For states like Ohio and Pennsylvania, the need was great. Nearly 4,300 and 2,550 residents, respectively, died from opioid-related overdoses in 2017. State officials say the money enabled them to invest significantly in programs like training medical providers on addiction, more access points to treatment and interventions for special populations, like pregnant women. Ohio was awarded $137 million in grants; Pennsylvania, $138.1 million.

The grants also stipulate a minimum amount of money for every state, so even areas with reportedly low opioid-related overdose death rates now have considerable funds to combat the crisis. Arkansas, for example, reported 188 opioid-related deaths in 2017 and received $15.7 million from the federal government.

While 2,199 people in California died from opioid-related causes in 2017, its opioid death rate was one of the 10 lowest in the country. The Golden State received $195.8 million in funding, more than any other state.

“This funding is dedicated to opioids,” said Marlies Perez, a division chief at the California Department of Health Care Services, “but we’re not blindly just building a system dedicated just to opioids.”

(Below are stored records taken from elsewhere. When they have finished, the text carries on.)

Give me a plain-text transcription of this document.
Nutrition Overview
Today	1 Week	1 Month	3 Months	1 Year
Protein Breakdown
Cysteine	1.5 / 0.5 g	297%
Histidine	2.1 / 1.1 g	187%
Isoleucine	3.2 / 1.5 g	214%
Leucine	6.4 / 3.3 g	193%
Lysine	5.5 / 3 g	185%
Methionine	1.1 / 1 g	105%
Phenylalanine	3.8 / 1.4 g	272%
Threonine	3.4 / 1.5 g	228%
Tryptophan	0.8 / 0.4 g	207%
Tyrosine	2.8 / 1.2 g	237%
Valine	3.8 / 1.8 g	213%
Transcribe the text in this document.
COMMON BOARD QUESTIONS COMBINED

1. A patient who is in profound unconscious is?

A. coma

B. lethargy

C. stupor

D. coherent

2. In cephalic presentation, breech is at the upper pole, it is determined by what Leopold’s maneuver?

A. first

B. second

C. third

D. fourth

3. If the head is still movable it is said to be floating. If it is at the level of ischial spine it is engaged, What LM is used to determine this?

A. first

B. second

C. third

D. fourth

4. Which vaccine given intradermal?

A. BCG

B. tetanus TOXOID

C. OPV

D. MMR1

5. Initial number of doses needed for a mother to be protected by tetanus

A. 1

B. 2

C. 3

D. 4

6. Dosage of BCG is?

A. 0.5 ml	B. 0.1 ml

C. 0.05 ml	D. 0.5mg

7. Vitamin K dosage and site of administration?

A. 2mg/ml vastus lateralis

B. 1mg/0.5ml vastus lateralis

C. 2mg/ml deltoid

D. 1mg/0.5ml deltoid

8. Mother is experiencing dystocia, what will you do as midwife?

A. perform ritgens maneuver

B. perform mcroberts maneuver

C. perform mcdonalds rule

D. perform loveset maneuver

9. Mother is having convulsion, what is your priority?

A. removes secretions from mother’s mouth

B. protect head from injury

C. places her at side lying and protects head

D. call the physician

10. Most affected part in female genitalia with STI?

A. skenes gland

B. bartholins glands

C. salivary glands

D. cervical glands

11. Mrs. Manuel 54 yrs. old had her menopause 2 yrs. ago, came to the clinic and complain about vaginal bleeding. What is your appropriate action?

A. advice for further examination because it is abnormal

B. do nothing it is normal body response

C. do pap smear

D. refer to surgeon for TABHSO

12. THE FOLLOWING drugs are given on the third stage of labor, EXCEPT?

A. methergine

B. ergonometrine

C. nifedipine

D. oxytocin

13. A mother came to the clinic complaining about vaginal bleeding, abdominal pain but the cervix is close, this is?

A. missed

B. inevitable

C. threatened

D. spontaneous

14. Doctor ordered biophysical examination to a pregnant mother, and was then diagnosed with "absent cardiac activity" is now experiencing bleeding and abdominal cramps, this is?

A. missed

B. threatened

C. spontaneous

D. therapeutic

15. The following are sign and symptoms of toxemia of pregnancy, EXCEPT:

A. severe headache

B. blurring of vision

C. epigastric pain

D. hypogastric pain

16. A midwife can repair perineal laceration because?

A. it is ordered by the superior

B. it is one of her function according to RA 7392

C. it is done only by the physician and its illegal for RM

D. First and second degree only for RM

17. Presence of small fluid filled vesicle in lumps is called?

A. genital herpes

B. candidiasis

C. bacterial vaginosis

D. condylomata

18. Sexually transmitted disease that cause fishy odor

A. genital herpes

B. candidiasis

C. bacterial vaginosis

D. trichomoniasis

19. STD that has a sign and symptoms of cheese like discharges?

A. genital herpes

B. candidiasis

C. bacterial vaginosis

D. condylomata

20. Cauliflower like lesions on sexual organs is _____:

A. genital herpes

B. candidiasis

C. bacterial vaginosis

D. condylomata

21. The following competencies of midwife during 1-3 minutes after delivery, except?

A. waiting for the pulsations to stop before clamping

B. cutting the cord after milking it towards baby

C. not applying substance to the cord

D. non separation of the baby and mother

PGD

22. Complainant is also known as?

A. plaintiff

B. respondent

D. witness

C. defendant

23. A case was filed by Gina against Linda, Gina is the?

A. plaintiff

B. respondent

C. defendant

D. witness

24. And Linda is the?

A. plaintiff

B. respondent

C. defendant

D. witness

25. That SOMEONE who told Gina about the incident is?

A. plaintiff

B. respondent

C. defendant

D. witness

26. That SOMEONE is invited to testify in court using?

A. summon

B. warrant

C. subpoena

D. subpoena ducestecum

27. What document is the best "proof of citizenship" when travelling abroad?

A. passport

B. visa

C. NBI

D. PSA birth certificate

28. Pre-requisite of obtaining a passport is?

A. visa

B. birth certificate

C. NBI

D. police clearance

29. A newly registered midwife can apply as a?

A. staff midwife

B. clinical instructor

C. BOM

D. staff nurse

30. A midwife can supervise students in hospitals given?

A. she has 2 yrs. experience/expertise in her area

Mounting evidence points to a worrisome rise in methamphetamine use nationally. The presence of cheap, purer forms of meth in the drug market coupled with a decline in opioid availability has fueled the stimulant’s popularity. The number of drug overdose deaths involving the meth tripled from 2011 to 2016, the CDC reported. Hospitalizations involving amphetamines — the class of stimulants that includes methamphetamine — are spiking. And it is harder to address. Treatment options for this addiction are narrower than the array available for opioids. In light of the increase in deaths related to other substances, are these grants the best way to fund states’ response to opioids?

Bertha Madras, a professor of psychobiology at Harvard Medical School and a former member of the federal Opioid and Drug Abuse Commission, said the federal government has responded well by tailoring the response to opioids because those drugs continue to kill tens of thousands of Americans per year. But, she said, as more people living with addiction are identified and other drugs rise in popularity, the nation’s focus will need to change.

Beletsky emphasized that the grants are insufficient to support fixes to the mental health care system, which must respond to patients living with an addiction of any kind.

People addicted to a particular substance typically use other drugs as well. Controlling addiction throughout a person’s life can be akin to “whack-a-mole,” said Dr. Paul Earley, president of the American Society of Addiction Medicine, because they may stop using one substance only to abuse another. But specific addictions may also require specific treatments that cannot be addressed with tools molded for opioids, and the appropriate treatment may not be as available.

“I think we have to really begin to self-examine why this country has so much substance use to begin with,” Madras said.